A key component for the practical use of quantum computers is specialized software – particularly compilers that optimize quantum programs and translate them into a form executable by the respective hardware. In their 2014 paper, "Determining the Minimum Number of SWAP Gates for Multi-dimensional Nearest Neighbor Quantum Circuits," published at the Asia and South Pacific Design Automation Conference (ASP-DAC), Prof. Dr. Robert Wille – then a researcher at DFKI Bremen and now a professor at the Technical University of Munich (TUM) – Prof. Dr. Rolf Drechsler, head of DFKI's Cyber-Physical Systems research department, and Dr.

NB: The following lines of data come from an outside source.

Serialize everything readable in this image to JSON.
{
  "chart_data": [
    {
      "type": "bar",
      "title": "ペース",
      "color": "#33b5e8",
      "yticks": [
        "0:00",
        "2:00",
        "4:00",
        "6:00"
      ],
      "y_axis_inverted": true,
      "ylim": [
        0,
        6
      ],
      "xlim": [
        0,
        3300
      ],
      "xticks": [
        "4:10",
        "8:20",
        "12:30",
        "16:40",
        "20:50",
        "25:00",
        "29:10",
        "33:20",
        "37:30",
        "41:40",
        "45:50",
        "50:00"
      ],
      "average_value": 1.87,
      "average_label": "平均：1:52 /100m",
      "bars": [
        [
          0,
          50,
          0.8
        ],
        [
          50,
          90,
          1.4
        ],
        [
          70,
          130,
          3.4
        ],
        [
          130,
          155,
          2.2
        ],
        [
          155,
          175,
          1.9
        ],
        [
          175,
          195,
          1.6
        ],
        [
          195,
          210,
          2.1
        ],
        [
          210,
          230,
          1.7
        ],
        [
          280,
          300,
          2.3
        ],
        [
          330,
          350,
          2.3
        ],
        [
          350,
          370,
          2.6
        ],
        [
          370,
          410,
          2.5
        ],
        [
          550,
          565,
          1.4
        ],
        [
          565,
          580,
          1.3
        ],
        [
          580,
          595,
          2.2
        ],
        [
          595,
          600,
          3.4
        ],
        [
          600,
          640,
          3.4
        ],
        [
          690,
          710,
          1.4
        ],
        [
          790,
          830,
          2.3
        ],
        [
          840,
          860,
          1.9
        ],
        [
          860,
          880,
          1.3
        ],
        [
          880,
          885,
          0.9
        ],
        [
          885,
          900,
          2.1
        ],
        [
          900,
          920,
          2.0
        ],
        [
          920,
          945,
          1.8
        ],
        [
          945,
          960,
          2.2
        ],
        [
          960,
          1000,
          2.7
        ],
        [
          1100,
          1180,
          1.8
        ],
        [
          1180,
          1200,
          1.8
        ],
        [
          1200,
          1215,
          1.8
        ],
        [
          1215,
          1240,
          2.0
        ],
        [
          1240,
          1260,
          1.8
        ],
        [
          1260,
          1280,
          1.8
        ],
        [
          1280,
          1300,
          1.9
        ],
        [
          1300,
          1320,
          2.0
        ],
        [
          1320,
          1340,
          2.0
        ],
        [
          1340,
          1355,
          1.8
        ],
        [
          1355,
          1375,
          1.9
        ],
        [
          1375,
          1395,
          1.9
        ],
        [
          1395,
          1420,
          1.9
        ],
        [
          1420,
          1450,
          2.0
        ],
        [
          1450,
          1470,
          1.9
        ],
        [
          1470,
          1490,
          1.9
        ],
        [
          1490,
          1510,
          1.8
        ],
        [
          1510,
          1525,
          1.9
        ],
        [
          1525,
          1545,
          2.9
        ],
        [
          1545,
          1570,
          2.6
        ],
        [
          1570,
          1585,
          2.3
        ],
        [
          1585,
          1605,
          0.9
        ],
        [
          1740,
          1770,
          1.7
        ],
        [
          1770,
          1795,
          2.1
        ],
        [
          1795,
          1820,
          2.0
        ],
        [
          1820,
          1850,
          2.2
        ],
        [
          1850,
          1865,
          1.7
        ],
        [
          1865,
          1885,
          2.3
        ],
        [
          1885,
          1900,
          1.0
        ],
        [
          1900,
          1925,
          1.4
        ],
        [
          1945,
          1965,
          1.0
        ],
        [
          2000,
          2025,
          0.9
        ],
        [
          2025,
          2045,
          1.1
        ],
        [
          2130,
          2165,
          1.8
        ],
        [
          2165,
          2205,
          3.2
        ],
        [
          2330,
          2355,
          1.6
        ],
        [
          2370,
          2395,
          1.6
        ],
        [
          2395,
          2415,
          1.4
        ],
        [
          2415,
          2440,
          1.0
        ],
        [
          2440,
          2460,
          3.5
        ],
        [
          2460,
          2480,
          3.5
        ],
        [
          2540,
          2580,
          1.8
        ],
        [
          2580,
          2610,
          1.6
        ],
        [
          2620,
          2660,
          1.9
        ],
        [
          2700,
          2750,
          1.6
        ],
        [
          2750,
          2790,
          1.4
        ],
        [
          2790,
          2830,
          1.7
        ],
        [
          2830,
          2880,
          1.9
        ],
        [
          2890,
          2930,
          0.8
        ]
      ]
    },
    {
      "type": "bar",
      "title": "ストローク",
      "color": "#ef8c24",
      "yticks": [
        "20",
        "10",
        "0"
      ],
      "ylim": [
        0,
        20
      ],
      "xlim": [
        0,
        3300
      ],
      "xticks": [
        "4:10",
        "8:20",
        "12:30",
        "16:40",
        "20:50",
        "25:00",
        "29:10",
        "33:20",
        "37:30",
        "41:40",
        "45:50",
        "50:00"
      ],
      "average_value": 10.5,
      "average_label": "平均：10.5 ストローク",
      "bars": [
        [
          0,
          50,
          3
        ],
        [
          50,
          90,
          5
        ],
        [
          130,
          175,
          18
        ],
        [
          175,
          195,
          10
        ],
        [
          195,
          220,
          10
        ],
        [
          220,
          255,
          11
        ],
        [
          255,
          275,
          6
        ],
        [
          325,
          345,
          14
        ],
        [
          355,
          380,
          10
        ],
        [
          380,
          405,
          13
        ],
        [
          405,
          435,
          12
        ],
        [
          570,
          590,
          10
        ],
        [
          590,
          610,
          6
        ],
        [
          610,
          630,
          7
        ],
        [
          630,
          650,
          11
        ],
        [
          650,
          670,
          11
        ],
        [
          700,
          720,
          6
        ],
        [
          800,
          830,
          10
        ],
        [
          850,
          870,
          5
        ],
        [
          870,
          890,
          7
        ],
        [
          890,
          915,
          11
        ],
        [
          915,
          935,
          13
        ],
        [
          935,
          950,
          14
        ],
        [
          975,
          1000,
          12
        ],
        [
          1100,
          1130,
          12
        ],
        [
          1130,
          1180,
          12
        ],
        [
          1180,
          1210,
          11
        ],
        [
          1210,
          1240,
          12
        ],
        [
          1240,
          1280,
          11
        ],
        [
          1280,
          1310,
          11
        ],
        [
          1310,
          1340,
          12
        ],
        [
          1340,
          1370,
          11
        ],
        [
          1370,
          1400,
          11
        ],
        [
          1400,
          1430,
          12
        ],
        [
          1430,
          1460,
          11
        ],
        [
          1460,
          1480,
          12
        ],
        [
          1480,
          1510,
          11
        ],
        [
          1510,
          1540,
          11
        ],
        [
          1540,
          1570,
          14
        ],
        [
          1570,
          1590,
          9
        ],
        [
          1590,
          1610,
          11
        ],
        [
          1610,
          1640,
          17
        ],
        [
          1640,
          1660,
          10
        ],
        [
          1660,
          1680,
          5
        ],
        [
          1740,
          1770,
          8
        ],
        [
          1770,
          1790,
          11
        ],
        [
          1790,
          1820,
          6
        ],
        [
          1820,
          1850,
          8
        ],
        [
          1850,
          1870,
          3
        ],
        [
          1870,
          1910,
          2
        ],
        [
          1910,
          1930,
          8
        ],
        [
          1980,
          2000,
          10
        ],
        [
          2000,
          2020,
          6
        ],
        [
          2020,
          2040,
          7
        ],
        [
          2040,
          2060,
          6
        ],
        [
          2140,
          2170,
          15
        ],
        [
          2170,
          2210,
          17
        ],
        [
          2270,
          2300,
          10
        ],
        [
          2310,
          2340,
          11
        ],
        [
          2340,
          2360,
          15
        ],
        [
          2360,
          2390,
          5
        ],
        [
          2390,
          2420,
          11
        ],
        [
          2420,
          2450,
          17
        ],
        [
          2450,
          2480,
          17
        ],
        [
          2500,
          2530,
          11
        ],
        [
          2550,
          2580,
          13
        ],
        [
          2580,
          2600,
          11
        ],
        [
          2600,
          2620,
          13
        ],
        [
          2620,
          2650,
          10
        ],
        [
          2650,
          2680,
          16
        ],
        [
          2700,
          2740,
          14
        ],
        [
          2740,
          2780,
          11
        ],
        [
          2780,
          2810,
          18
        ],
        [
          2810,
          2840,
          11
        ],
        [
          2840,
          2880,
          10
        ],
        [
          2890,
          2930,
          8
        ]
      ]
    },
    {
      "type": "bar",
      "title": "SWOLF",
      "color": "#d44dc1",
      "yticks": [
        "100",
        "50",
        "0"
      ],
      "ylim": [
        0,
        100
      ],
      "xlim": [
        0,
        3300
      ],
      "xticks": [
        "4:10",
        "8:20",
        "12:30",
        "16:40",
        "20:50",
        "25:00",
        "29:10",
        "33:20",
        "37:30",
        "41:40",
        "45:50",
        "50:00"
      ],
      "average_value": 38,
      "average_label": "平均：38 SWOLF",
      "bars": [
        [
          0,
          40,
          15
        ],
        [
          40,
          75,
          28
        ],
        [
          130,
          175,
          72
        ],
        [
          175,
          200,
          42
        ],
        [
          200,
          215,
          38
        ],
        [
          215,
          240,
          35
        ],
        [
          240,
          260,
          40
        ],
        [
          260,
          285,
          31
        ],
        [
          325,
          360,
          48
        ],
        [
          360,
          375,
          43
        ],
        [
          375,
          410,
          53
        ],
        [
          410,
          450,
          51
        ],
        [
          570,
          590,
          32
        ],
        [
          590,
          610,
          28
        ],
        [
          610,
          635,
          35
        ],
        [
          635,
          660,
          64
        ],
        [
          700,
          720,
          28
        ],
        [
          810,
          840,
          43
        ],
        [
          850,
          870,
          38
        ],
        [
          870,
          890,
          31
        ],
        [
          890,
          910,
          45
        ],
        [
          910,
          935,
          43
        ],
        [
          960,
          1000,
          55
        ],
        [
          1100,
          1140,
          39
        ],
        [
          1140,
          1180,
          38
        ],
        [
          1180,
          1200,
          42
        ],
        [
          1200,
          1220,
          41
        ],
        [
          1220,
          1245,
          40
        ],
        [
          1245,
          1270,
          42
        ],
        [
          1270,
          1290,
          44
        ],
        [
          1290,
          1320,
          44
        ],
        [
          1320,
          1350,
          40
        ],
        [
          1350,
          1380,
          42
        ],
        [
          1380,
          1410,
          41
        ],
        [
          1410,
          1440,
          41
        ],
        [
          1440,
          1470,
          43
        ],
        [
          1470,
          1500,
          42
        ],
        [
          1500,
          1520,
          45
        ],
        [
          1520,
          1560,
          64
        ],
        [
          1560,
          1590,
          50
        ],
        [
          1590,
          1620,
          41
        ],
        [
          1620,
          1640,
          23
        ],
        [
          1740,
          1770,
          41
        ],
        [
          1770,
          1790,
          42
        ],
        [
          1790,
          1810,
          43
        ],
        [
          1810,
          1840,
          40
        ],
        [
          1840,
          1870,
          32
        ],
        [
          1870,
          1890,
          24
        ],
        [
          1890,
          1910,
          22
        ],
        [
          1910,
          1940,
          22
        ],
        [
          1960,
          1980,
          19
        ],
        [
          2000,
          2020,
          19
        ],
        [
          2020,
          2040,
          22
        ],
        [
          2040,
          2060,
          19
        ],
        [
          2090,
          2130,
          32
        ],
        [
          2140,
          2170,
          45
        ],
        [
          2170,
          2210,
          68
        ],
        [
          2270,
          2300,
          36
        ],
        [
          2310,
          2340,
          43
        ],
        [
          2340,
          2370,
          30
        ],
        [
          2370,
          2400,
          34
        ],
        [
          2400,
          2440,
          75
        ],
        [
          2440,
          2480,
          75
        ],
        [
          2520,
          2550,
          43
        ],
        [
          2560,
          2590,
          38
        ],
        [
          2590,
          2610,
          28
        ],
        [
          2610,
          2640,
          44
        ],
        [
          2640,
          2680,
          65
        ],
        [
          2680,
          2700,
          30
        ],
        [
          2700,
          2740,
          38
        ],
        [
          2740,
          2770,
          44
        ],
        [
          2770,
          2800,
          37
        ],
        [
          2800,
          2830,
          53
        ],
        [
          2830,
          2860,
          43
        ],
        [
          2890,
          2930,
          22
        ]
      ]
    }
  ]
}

Aaron Lye from the University of Bremen laid a fundamental foundation for this.
The work makes an important contribution to the efficient use of quantum computers by addressing a central technical challenge. A specially developed compiler optimizes quantum circuits, making algorithms more reliable and easier to execute – an important step toward practical application. With the "10-Year Retrospective Most Influential Paper Award" at ASP-DAC 2025, their pioneering research in this field has once again been recognized.
Prof. Wille and Prof. Drechsler previously received this award in 2022, along with Dr. Matthias Soeken, Dr. Nils Przigoda, and Christoph Hilken. Their paper, "Synthesis of Reversible Circuits with Minimal Lines for Large Functions", published at ASP-DAC 2012, presented a method for the automatic generation of reversible circuits – an essential building block for quantum programs. Ten years later, this work was honored with the 10-Year Retrospective Most Influential Paper Award at ASP-DAC 2022.
Today, as quantum computers move closer to practical application, the significance of this pioneering work is becoming increasingly clear. The continued recognition by the international scientific community underscores the high relevance and lasting impact of the research conducted at DFKI and the University of Bremen in quantum computing.